Choix de l’éditeur : Cohérence des compromis démographiques dans 13 forêts (sub)tropicales
Le choix de l’éditeur pour notre numéro de juillet est « Cohérence des compromis démographiques dans 13 forêts (sub)tropicales» de Kambach et al. Ici, le rédacteur en chef adjoint Pieter Zuidema explique l’importance de cette recherche:
La « forêt tropicale » n’existe pas. Les forêts tropicales diffèrent par leur structure, leur diversité et leur composition en espèces. Ces différences sont causées par la variation du climat, de la région biogéographique et des régimes de perturbation. Par exemple : les forêts asiatiques sont généralement plus hautes que les forêts africaines, les forêts des Caraïbes sont plus sujettes aux dommages causés par les ouragans tandis que d’autres ne le sont pas, et la composition des espèces d’arbres est très distincte sur les continents tropicaux.
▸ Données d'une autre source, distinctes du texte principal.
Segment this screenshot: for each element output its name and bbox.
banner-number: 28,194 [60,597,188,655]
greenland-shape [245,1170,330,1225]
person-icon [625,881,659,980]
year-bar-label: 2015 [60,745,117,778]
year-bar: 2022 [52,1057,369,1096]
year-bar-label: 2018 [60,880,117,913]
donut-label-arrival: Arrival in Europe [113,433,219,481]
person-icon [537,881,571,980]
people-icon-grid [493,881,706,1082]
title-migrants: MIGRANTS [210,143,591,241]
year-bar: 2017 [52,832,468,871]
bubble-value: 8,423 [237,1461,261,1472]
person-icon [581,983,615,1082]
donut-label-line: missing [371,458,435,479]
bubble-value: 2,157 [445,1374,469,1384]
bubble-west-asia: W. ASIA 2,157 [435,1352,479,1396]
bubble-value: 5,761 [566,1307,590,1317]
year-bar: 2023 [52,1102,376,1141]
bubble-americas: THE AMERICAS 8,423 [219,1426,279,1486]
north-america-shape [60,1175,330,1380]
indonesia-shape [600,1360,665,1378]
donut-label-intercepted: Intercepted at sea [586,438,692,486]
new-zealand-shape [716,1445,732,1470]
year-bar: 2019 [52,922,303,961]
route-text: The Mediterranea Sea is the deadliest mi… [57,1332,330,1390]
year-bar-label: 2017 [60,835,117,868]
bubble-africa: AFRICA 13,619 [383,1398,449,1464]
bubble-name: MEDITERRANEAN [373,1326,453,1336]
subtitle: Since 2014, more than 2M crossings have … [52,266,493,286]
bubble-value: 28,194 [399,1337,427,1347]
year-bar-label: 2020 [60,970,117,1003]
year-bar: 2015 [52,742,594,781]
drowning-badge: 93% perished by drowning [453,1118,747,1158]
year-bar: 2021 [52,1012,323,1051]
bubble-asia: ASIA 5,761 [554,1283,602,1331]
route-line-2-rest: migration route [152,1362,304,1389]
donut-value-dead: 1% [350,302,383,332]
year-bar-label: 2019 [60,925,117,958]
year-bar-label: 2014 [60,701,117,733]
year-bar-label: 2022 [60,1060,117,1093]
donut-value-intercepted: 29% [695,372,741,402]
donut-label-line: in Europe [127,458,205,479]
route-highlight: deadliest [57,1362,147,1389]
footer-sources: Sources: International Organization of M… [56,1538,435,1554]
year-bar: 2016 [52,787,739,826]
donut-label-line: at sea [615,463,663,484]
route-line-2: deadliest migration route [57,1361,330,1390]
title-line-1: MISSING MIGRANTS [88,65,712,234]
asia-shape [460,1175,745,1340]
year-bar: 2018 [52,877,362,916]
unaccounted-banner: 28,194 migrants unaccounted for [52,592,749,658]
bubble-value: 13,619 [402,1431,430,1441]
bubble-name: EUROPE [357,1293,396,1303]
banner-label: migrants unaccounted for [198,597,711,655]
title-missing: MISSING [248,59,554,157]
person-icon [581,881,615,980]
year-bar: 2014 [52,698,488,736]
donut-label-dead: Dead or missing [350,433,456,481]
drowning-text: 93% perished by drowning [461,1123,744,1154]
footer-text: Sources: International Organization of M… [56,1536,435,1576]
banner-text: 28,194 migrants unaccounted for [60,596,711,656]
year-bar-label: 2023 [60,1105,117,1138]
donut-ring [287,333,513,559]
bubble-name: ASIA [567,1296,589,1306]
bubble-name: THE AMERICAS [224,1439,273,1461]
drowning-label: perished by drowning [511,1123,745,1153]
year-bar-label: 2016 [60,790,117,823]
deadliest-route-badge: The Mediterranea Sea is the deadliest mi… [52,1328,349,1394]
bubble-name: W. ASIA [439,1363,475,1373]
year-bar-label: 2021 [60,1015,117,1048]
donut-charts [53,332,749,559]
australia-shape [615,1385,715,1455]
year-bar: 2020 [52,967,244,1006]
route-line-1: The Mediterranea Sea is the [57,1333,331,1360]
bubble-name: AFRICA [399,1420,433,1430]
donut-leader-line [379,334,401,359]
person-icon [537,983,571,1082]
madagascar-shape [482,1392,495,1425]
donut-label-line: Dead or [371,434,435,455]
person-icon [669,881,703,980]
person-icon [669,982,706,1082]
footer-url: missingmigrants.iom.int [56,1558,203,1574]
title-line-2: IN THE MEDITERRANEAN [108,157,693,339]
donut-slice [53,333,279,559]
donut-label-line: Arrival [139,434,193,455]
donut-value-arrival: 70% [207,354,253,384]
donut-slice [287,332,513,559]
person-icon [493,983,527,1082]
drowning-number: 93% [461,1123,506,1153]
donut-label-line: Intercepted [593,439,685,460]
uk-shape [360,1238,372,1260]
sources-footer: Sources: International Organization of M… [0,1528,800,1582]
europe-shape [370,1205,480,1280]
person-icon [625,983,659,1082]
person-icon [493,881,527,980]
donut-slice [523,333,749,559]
Malgré ces différences frappantes entre les forêts, les espèces d’arbres tropicaux semblent avoir adopté des ensembles similaires de stratégies d’histoire de vie pour vivre et survivre dans ces écosystèmes. Ces stratégies s’alignent sur deux grands axes de variation. Un axe qui sépare les espèces qui poussent vite mais ont peu de tolérance à survivre à l’ombre, de celles qui tolèrent l’ombre mais poussent lentement. Et un autre axe qui distingue les espèces atteignant de grandes tailles, de celles qui produisent une progéniture abondante. Telle est, en bref, la conclusion de l’article de Stephan Kambach et ses collaborateurs « Cohérence des compromis démographiques dans 13 forêts (sub)tropicales ».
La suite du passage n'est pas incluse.